Web data for Language Modeling


Existing Resources

English CTS
Switchboard-related Conversational style (191M words, 350MB)
Fisher-related Conversational style (525M words, 1GB)
Fisher topics-related (175M words, 330MB)
English Meetings Speech
Data related to topics in meeting transcripts from CMU, ICSI and NIST (150M words, 275MB)
Mandarin CTS
Mandarin Conversational data (100M words, 220MB)
English LM data for Mandarin-English MT
Taipei Times 2003 archives (~20M words, 25MB)


Collect Your Own Data

Below are the steps involved in collecting LM training data from the web. All of the necessary scripts can be downloaded here. There are also several third-party tools referenced below. Note that everything after step 2 relates to text filtering and normalization an is optimized for conversational speech recognition. You should customize these text normalization tools or develop your own tools to fit your target application.

1. Generate Google queries (as you would enter them in the Google toolbar, one query per line).
2. Run search_google.pl

% set num_words=120000000  # the desired number of words
% search_google.pl $num_words < queries > raw_web.txt

Note 1. It takes about 24 hours to collect 120M words of text. Don't run more than 2 collection processes in parallel, as that may exceed limits on traffic that Google will tolerate.

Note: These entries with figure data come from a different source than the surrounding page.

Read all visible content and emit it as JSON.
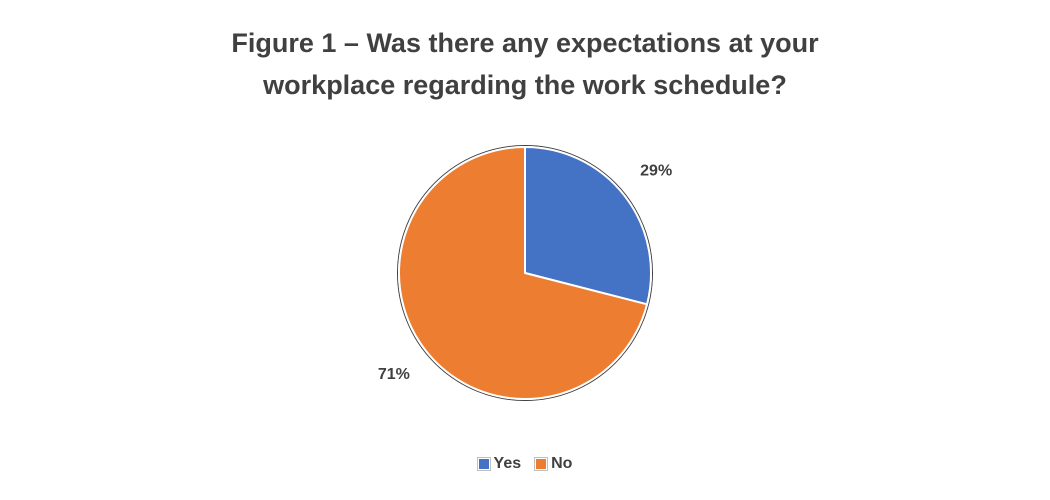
{
  "chart_data": {
    "type": "pie",
    "title_lines": [
      "Figure 1 – Was there any expectations at your",
      "workplace regarding the work schedule?"
    ],
    "categories": [
      "Yes",
      "No"
    ],
    "values": [
      29,
      71
    ],
    "data_labels": [
      "29%",
      "71%"
    ],
    "colors": [
      "#4472C4",
      "#ED7D31"
    ],
    "start_angle_deg": 0,
    "direction": "clockwise",
    "legend_position": "bottom",
    "legend": [
      "Yes",
      "No"
    ]
  }
}
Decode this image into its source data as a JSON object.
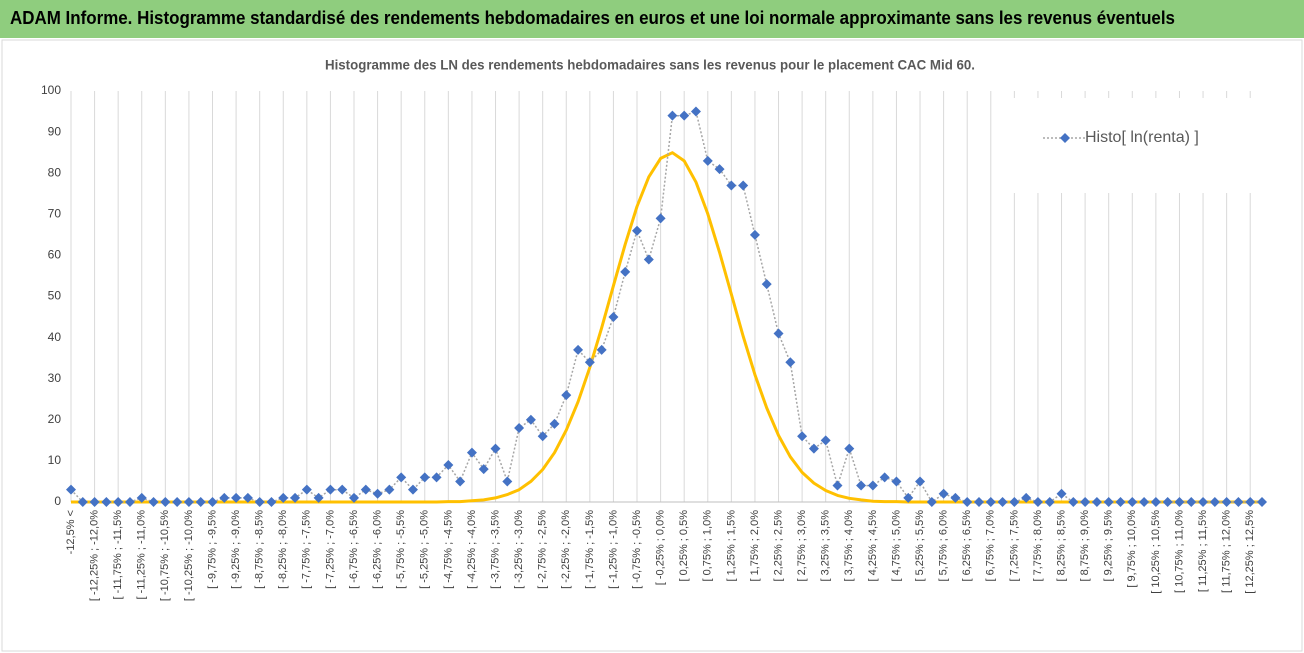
{
  "header": {
    "title": "ADAM Informe. Histogramme standardisé des rendements hebdomadaires en euros et une loi normale approximante sans les revenus éventuels"
  },
  "chart_data": {
    "type": "line",
    "title": "Histogramme des LN des rendements hebdomadaires sans les revenus pour le placement CAC Mid 60.",
    "categories": [
      "-12,5% <",
      null,
      "[ -12,25% ; -12,0%",
      null,
      "[ -11,75% ; -11,5%",
      null,
      "[ -11,25% ; -11,0%",
      null,
      "[ -10,75% ; -10,5%",
      null,
      "[ -10,25% ; -10,0%",
      null,
      "[ -9,75% ; -9,5%",
      null,
      "[ -9,25% ; -9,0%",
      null,
      "[ -8,75% ; -8,5%",
      null,
      "[ -8,25% ; -8,0%",
      null,
      "[ -7,75% ; -7,5%",
      null,
      "[ -7,25% ; -7,0%",
      null,
      "[ -6,75% ; -6,5%",
      null,
      "[ -6,25% ; -6,0%",
      null,
      "[ -5,75% ; -5,5%",
      null,
      "[ -5,25% ; -5,0%",
      null,
      "[ -4,75% ; -4,5%",
      null,
      "[ -4,25% ; -4,0%",
      null,
      "[ -3,75% ; -3,5%",
      null,
      "[ -3,25% ; -3,0%",
      null,
      "[ -2,75% ; -2,5%",
      null,
      "[ -2,25% ; -2,0%",
      null,
      "[ -1,75% ; -1,5%",
      null,
      "[ -1,25% ; -1,0%",
      null,
      "[ -0,75% ; -0,5%",
      null,
      "[ -0,25% ; 0,0%",
      null,
      "[ 0,25% ; 0,5%",
      null,
      "[ 0,75% ; 1,0%",
      null,
      "[ 1,25% ; 1,5%",
      null,
      "[ 1,75% ; 2,0%",
      null,
      "[ 2,25% ; 2,5%",
      null,
      "[ 2,75% ; 3,0%",
      null,
      "[ 3,25% ; 3,5%",
      null,
      "[ 3,75% ; 4,0%",
      null,
      "[ 4,25% ; 4,5%",
      null,
      "[ 4,75% ; 5,0%",
      null,
      "[ 5,25% ; 5,5%",
      null,
      "[ 5,75% ; 6,0%",
      null,
      "[ 6,25% ; 6,5%",
      null,
      "[ 6,75% ; 7,0%",
      null,
      "[ 7,25% ; 7,5%",
      null,
      "[ 7,75% ; 8,0%",
      null,
      "[ 8,25% ; 8,5%",
      null,
      "[ 8,75% ; 9,0%",
      null,
      "[ 9,25% ; 9,5%",
      null,
      "[ 9,75% ; 10,0%",
      null,
      "[ 10,25% ; 10,5%",
      null,
      "[ 10,75% ; 11,0%",
      null,
      "[ 11,25% ; 11,5%",
      null,
      "[ 11,75% ; 12,0%",
      null,
      "[ 12,25% ; 12,5%",
      null
    ],
    "series": [
      {
        "name": "Histo[ ln(renta) ]",
        "color": "#4472c4",
        "marker": "diamond",
        "line_style": "dotted",
        "values": [
          3,
          0,
          0,
          0,
          0,
          0,
          1,
          0,
          0,
          0,
          0,
          0,
          0,
          1,
          1,
          1,
          0,
          0,
          1,
          1,
          3,
          1,
          3,
          3,
          1,
          3,
          2,
          3,
          6,
          3,
          6,
          6,
          9,
          5,
          12,
          8,
          13,
          5,
          18,
          20,
          16,
          19,
          26,
          37,
          34,
          37,
          45,
          56,
          66,
          59,
          69,
          94,
          94,
          95,
          83,
          81,
          77,
          77,
          65,
          53,
          41,
          34,
          16,
          13,
          15,
          4,
          13,
          4,
          4,
          6,
          5,
          1,
          5,
          0,
          2,
          1,
          0,
          0,
          0,
          0,
          0,
          1,
          0,
          0,
          2,
          0,
          0,
          0,
          0,
          0,
          0,
          0,
          0,
          0,
          0,
          0,
          0,
          0,
          0,
          0,
          0,
          0
        ]
      },
      {
        "color": "#ffc000",
        "marker": "none",
        "line_style": "solid",
        "values": [
          0,
          0,
          0,
          0,
          0,
          0,
          0,
          0,
          0,
          0,
          0,
          0,
          0,
          0,
          0,
          0,
          0,
          0,
          0,
          0,
          0,
          0,
          0,
          0,
          0,
          0,
          0,
          0,
          0,
          0,
          0,
          0,
          0.1,
          0.1,
          0.3,
          0.5,
          1.0,
          1.8,
          3.0,
          5.0,
          7.9,
          12.0,
          17.5,
          24.4,
          32.8,
          42.3,
          52.6,
          62.7,
          71.9,
          79.1,
          83.6,
          85.0,
          83.0,
          77.8,
          70.1,
          60.7,
          50.5,
          40.4,
          31.0,
          22.9,
          16.2,
          11.0,
          7.2,
          4.6,
          2.8,
          1.6,
          0.9,
          0.5,
          0.2,
          0.1,
          0.1,
          0,
          0,
          0,
          0,
          0,
          0,
          0,
          0,
          0,
          0,
          0,
          0,
          0,
          0,
          0,
          0,
          0,
          0,
          0,
          0,
          0,
          0,
          0,
          0,
          0,
          0,
          0,
          0,
          0,
          0,
          0
        ]
      }
    ],
    "ylim": [
      0,
      100
    ],
    "yticks": [
      0,
      10,
      20,
      30,
      40,
      50,
      60,
      70,
      80,
      90,
      100
    ],
    "grid": "x",
    "legend": "top-right"
  }
}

Note 2. Script search_google.pl keeps track of URLs it downloads from and ignores any duplicates. In the output, it also prepends each document with its URL address, e.g. ###### http://<url>.  If you want to merge two or more text files collected independently, you can do it by using combine_sources.pl (this will filter redundant web pages)
     % cat web1.txt web2.txt webN.txt | combine_sources.pl > web_all.txt

3. Perform some basic filtering

% filter_123.csh < raw_web.txt > filt_web.txt

Three things happen here:
i) mxterminator is called to split text into sentences, one per line.
ii) filter_google_plain.pl performs some basic filtering, including
- keeping only lines that fall within ($min_words, $max_words) range,
- keeping only lines that contain at most $max_oov_rate OOVs (a dictionary based on the CMU lexicon can be used)
     Current settings:
$min_words = 3;
$max_words = 120;
$max_oov_rate = 0.25;
iii) filter_google_punct.pl is used for additional sentence splitting based on internal puntuation (";" ",") but limiting how short sentences may be ($min_words_per_line = 4;).  This produces shorter sentences that have more resemblance with Switchboard.

4. Normalize the written text (i.e. convert into spoken form: expand abbreviations, numbers, etc.). Here we use NSW tools.

% /g/ssli/research/packages/nsw/bin/nsw_expand -domain pc110 -output norm_web.txt filt_web.txt

Depending on how much data you are processing, you may need to split the data into 5M-word chunks and run nsw_expand in parallel. It takes about 3-4 hours to normalize 5M words of raw text.

5. Final text cleanup

% filter_google_final.pl < norm_web.txt > lm-ready_web.txt

Any remaining punctuation, numbers, formatting characters are removed. Some abbreviations missed by NSW are expanded. Periods are inserted for all abbreviations, e.g. "c n n" -> "c. n. n."
Note. Only documents with at least $min_lines (=4) are kept.

6. (Optional) Perplexity filtering

You may use lm-ready_web.txt for building LMs, however, if you had collected a very large data set (300M+ words) you may want to consider perplexity filtering to reduce the data set size. Here you'd use a domain-matched LM to compute perplexity of each document and only keep documents with lowest perplexity. This approach may improve your LM if your web data collection resulted in a lot of style-mismatched text, which could happen if you were collecting topic specific data. It may also allow you to  reduce the data size by 20-50% (and hence memory requirements) with minimal degradation in performance. There two steps in this process:

i) generate per-document perplexity output. The assumption is that each document starts with a line that begins with ######.  SRILM ignores all lines that start with #, hence the sed command below.

% sed 's/######/>######/g' lm-ready_web.txt |  /homes/bulyko/SRILM-dev/bin/i686/ngram -lm domain-matched-lm.gz -ppl2 - -escape ">######" | sed 's/>######/######/g' > lm-ready_web.ppl2

Note. Command line option "-ppl2" is used, which is not a part of standard SRILM toolkit.

ii)  Select documents with the lowest perplexity so that the desired number of words $num_words or percentage of total number of words $percentage_total (whichever is smaller) is retained. E.g. select documents that makeup 60% of the total number of words (but not exceeding 1B words) in lm-ready_web.txt

% filter_documents.pl lm-ready_web.ppl2 60 1000000000 < lm-ready_web.txt > ppl-filt_web.txt



Download and Install scripts

1. Download scripts.
2. setenv GOOGLE_HOME /directory/of/your/choice
3. cd $GOOGLE_HOME
4. tar -xzvf scripts.tgz
Note: Adjust paths (e.g. perl) in scripts according to your environment.